Filippo Barbagallo scrive, dirige ed interpreta il suo lungometraggio d’esordio presentato con successo all’ultima Festa del cinema di Roma. Una commedia giovanile malincomica che strizza l’occhio al cinema gentile di Gianni Di Gregorio.


TROPPO AZZURRO - Timido per vocazione
Una commedia giovanile che non ha la pretesa, evviva, di essere un manifesto generazionale; un esordio sorprendente per leggerezza di scrittura e vocazione malincomica; un torrido agosto romano fotografato con grazia e candore e una timidezza patologica, quella del protagonista e del suo autore, che diventa l’altra faccia di questi tempi da tutto e subito.

Scritto, diretto e interpretato da Filippo Barbagallo, Troppo Azzurro - presentato con successo nella sezione Freestyle all’ultima Festa del Cinema di Roma- è l’opera d’esordio del figlio del noto produttore romano Angelo (che qui non produce, altra nota di merito alla faccia del familismo italico).
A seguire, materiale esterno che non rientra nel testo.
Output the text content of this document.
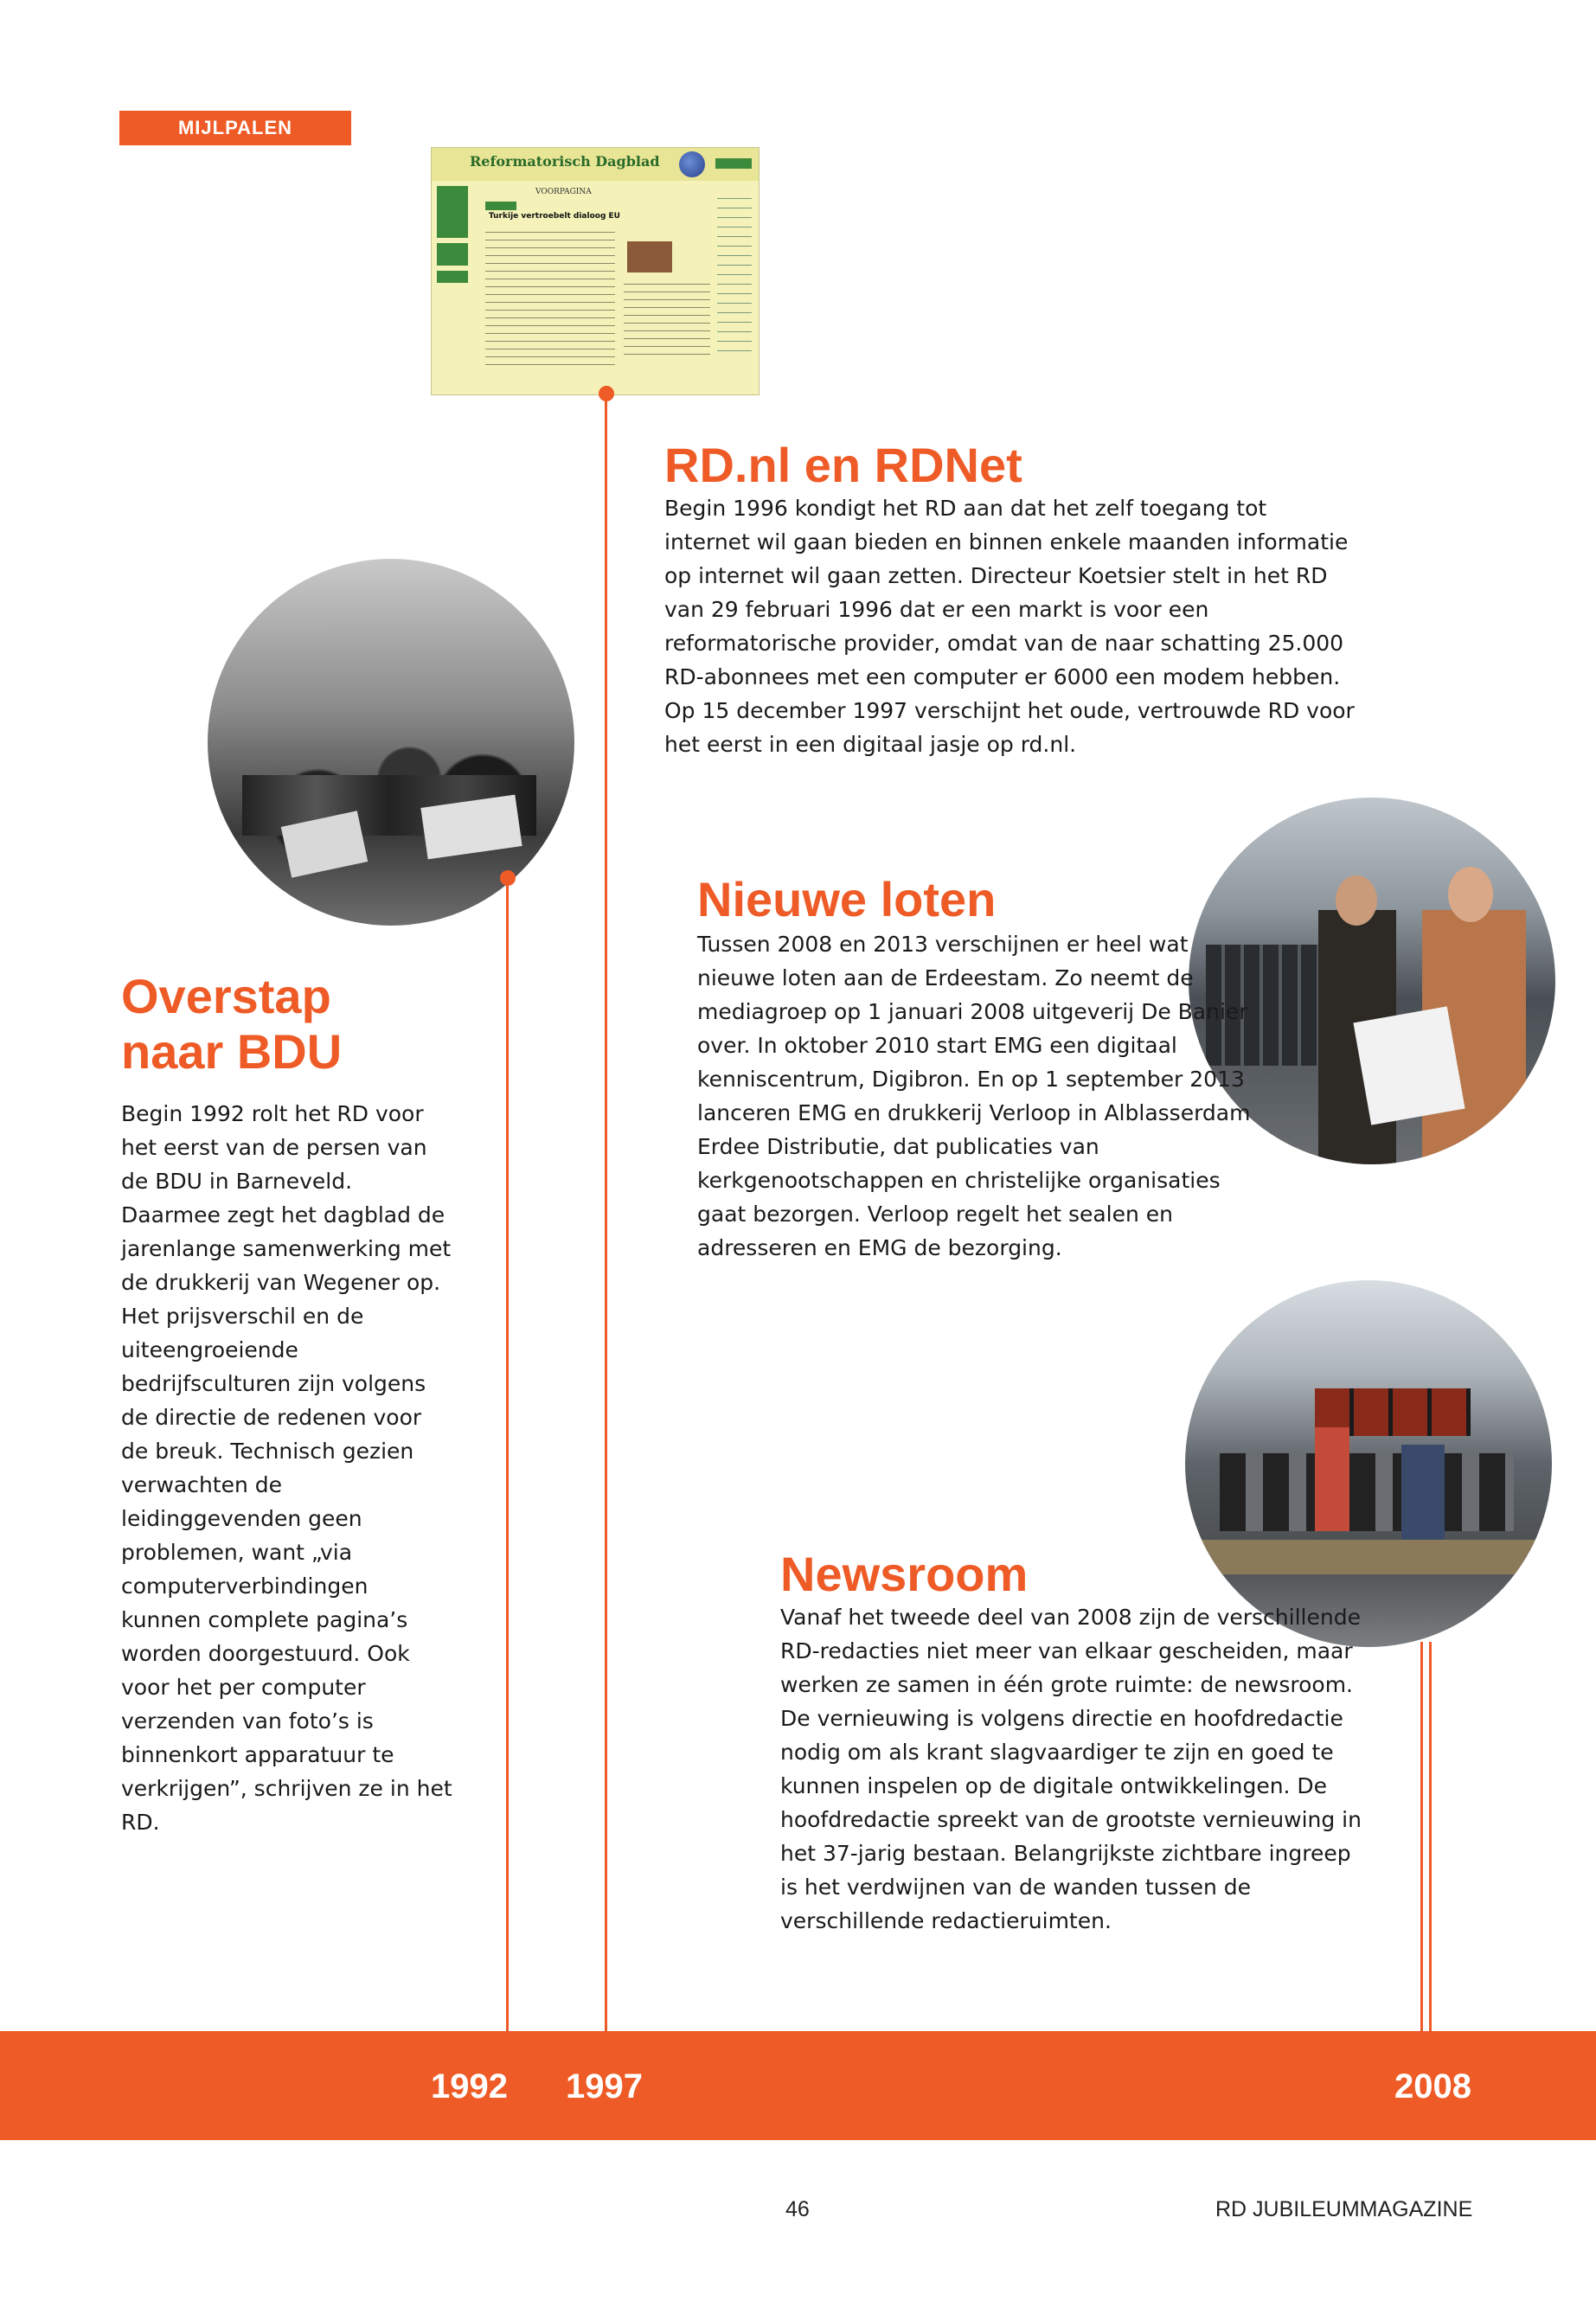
MIJLPALEN
Reformatorisch Dagblad
VOORPAGINA
Turkije vertroebelt dialoog EU
RD.nl en RDNet

Begin 1996 kondigt het RD aan dat het zelf toegang tot internet wil gaan bieden en binnen enkele maanden informatie op internet wil gaan zetten. Directeur Koetsier stelt in het RD van 29 februari 1996 dat er een markt is voor een reformatorische provider, omdat van de naar schatting 25.000 RD-abonnees met een computer er 6000 een modem hebben. Op 15 december 1997 verschijnt het oude, vertrouwde RD voor het eerst in een digitaal jasje op rd.nl.

Overstap
naar BDU

Begin 1992 rolt het RD voor het eerst van de persen van de BDU in Barneveld. Daarmee zegt het dagblad de jarenlange samenwerking met de drukkerij van Wegener op. Het prijsverschil en de uiteengroeiende bedrijfsculturen zijn volgens de directie de redenen voor de breuk. Technisch gezien verwachten de leidinggevenden geen problemen, want „via computerverbindingen kunnen complete pagina’s worden doorgestuurd. Ook voor het per computer verzenden van foto’s is binnenkort apparatuur te verkrijgen”, schrijven ze in het RD.

Nieuwe loten

Tussen 2008 en 2013 verschijnen er heel wat nieuwe loten aan de Erdeestam. Zo neemt de mediagroep op 1 januari 2008 uitgeverij De Banier over. In oktober 2010 start EMG een digitaal kenniscentrum, Digibron. En op 1 september 2013 lanceren EMG en drukkerij Verloop in Alblasserdam Erdee Distributie, dat publicaties van kerkgenootschappen en christelijke organisaties gaat bezorgen. Verloop regelt het sealen en adresseren en EMG de bezorging.

Newsroom

Vanaf het tweede deel van 2008 zijn de verschillende RD-redacties niet meer van elkaar gescheiden, maar werken ze samen in één grote ruimte: de newsroom. De vernieuwing is volgens directie en hoofdredactie nodig om als krant slagvaardiger te zijn en goed te kunnen inspelen op de digitale ontwikkelingen. De hoofdredactie spreekt van de grootste vernieuwing in het 37-jarig bestaan. Belangrijkste zichtbare ingreep is het verdwijnen van de wanden tussen de verschillende redactieruimten.

1992 1997	2008
46	RD JUBILEUMMAGAZINE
Un po’ Nanni Moretti per il suo caustico moralismo, un po’ Valerio Lundini per quell’aria stralunata ma, soprattutto, molto Gianni Di Gregorio (qui nelle vesti di supervisore artistico) per quell’aria da marziano caduto su un altro mondo col sorriso bonario sempre stampato in faccia.

Venticinquenne (ma il regista è del 1993) e studente di architettura, Dario si trova a trascorrere i solitaria l’estate romana dopo la partenza dei genitori (Valerio Mastandrea e Valeria Milillo) per le vacanze. Accomodato nell’adolescenza infinita, con gli amici di sempre al suo fianco e una ragazza dei sogni (Martina Gatti) che ammira come un quadro ma non conosce, il protagonista di Troppo azzurro conoscerà una coetanea in ospedale (lui con le ustioni sul braccio dopo il tentativo di cucinare un pesce scongelato, lei,Alice Benvenuti, con problemi alla caviglia ) che lo invita a seguirlo a Rimini. Forse troppo per un ipocondriaco che convive col dolore dell’anima (legge L’Occhio di Nabokov) e fa collezione di occasioni mancate.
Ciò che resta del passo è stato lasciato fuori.